Because most gun crimes do not involve situations where seemingly random victims are shot in public without anyone seeing a shooter.

No one would ever hear about half to three-quarters of those cases, though, especially if there’s no apparent connection between them. Especially if the shooters picked the “right” victims.

Don’t apps like Siri on the Iphone and Google Now on android listen all the time to be activated by voice commands?
The apps could be modified to listen to Gun shots

No, you have to tell them to listen (usually with some sort of long press). Can you imagine the news stories if it were otherwise? “Your iPhone is spying on you!” “Apple is listening to you have sex!” “Congressional hearings over iPhone ‘bugging’?” “A sack full of iPhones can be used as a blunt instrument to kill people with!” (None of these articles would ever mention non-iPhones doing the same thing.)
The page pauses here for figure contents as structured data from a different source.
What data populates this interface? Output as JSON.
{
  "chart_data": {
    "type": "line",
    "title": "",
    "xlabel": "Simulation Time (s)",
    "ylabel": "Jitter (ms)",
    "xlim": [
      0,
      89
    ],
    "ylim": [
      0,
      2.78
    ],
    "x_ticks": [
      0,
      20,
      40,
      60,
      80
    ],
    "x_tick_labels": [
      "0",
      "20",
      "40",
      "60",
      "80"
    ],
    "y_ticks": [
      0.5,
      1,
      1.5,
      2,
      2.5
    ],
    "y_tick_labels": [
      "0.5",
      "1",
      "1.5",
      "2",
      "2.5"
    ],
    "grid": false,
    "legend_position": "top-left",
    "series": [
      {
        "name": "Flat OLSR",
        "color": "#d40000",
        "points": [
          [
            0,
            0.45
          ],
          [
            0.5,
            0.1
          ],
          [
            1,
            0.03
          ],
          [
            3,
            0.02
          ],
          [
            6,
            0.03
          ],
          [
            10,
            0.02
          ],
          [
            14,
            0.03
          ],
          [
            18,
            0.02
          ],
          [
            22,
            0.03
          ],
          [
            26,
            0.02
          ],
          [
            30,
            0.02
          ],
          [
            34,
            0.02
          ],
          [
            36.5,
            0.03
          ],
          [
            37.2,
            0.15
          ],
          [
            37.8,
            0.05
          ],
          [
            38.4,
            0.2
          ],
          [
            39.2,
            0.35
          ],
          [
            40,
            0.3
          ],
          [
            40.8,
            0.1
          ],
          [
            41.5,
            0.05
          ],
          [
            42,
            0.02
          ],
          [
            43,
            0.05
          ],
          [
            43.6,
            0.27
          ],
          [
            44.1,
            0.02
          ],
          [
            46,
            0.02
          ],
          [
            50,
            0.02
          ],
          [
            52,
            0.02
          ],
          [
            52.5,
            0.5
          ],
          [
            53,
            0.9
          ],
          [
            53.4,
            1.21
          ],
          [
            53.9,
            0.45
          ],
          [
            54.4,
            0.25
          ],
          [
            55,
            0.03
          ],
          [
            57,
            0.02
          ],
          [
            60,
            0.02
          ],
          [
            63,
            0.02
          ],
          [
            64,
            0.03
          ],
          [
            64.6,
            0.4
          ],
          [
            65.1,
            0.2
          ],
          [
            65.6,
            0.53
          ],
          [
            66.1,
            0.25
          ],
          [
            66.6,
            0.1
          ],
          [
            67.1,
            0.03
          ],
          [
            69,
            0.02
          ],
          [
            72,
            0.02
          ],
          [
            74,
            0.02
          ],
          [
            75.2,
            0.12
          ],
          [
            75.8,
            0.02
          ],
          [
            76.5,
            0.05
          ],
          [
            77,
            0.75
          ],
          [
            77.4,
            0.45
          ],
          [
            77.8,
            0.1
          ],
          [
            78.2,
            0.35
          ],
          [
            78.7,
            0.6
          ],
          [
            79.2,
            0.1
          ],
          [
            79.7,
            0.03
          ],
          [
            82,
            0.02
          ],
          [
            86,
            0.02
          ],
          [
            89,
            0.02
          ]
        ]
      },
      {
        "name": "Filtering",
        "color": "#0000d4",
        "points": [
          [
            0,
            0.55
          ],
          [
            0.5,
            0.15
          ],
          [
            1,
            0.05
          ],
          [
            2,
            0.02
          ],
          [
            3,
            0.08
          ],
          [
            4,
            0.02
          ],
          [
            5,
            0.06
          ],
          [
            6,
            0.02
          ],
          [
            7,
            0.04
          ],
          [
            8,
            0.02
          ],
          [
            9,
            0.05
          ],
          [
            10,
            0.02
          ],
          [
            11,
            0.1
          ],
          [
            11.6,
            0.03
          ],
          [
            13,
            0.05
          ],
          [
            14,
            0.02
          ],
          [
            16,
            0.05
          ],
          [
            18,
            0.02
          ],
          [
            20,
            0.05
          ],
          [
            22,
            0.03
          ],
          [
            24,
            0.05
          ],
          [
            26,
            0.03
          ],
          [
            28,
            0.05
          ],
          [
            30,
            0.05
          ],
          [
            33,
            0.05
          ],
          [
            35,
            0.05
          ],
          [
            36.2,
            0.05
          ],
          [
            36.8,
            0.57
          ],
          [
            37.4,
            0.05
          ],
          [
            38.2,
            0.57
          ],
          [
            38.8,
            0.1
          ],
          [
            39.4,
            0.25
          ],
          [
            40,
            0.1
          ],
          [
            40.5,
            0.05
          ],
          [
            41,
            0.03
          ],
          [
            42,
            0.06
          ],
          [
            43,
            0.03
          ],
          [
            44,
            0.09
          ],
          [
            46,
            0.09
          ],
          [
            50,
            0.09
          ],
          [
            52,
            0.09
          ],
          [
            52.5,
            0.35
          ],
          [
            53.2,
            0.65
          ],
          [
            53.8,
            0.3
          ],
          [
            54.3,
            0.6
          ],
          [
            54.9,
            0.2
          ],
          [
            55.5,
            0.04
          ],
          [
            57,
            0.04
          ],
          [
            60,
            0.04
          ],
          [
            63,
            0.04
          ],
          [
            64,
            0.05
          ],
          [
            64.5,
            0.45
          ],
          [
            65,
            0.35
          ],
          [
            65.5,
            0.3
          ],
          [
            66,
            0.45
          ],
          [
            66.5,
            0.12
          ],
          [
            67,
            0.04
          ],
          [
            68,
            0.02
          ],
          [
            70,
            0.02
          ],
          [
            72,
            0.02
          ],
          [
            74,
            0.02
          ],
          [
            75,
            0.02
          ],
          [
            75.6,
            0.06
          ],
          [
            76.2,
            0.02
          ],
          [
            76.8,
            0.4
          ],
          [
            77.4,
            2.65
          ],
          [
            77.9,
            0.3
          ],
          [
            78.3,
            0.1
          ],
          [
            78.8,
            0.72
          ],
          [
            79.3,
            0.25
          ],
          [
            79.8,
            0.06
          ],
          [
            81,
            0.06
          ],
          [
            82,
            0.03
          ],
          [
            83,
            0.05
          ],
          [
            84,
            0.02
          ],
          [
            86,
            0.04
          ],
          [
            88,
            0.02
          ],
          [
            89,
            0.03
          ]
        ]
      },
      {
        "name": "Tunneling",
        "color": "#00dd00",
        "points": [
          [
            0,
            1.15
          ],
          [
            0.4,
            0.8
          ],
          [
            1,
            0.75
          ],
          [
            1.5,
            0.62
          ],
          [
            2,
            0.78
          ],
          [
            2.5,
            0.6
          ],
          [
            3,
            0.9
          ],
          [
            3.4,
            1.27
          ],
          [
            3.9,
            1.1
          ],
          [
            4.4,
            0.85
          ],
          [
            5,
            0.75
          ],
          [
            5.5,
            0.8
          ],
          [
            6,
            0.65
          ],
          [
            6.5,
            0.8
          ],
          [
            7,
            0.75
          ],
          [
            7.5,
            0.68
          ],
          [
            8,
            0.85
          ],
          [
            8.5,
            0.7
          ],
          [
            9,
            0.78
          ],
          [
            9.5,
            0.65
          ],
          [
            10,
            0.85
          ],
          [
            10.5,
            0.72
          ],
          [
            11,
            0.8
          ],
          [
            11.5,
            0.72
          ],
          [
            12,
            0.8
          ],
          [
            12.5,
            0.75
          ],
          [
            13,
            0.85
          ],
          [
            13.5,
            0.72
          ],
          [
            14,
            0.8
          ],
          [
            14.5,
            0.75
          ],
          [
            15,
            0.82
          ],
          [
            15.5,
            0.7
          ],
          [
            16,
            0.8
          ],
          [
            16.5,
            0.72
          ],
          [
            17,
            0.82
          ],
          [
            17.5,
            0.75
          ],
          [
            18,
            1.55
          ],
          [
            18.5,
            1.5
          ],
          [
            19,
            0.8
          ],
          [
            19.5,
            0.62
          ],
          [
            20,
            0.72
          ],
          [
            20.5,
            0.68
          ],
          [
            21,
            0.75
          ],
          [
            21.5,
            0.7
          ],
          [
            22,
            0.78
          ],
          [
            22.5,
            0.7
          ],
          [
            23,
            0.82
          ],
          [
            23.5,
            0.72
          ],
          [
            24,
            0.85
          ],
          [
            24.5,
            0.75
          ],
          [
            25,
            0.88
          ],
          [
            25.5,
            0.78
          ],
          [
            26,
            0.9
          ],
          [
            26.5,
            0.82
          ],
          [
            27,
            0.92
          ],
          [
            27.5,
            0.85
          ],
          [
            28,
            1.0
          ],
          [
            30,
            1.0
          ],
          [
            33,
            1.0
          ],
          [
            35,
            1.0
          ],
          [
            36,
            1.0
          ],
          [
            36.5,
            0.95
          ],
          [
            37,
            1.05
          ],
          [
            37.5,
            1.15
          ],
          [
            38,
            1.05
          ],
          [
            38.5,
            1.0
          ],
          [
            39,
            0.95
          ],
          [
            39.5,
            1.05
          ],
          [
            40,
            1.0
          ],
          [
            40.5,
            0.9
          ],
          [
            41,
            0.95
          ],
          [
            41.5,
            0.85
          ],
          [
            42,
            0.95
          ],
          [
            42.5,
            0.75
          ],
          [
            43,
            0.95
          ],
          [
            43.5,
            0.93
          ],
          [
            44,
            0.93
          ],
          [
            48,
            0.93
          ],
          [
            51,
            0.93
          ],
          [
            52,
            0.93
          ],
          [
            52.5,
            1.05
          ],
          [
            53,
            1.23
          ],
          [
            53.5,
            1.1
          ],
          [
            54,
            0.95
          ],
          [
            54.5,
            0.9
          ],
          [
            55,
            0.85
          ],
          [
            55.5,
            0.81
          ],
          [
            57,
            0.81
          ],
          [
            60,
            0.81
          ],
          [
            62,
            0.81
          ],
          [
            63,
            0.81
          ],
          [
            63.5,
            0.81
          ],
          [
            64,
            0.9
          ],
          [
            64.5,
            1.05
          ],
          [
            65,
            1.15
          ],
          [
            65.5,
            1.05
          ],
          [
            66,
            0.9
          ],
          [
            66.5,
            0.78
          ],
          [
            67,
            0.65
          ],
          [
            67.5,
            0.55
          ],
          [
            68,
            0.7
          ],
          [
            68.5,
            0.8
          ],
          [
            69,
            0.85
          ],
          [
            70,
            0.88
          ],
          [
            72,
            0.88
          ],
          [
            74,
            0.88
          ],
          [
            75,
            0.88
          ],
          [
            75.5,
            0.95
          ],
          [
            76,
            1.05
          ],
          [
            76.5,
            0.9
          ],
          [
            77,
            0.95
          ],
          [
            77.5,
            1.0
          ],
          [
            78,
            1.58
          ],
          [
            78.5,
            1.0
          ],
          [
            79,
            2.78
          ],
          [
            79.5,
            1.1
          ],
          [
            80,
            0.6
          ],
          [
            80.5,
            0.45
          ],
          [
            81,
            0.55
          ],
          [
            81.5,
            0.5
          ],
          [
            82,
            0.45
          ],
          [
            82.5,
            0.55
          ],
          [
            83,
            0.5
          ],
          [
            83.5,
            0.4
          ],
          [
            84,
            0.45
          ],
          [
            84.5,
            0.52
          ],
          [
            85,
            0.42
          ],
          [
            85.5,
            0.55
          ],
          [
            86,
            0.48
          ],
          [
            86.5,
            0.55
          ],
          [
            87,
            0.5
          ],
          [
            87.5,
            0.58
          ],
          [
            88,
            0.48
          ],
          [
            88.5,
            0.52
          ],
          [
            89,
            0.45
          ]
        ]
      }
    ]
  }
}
But mostly there’d just be too many “potential gun shot” sounds in the world to filter out, and you’d need to have at least 2-3 people in range of the shot who happened to be running the app to triangulate it, and even that would require that the GPSes be set to “battery hog” high-precision mode in order to allow the location identification. I’m not saying it’s not a neat idea, just that it’s not feasible with current technology.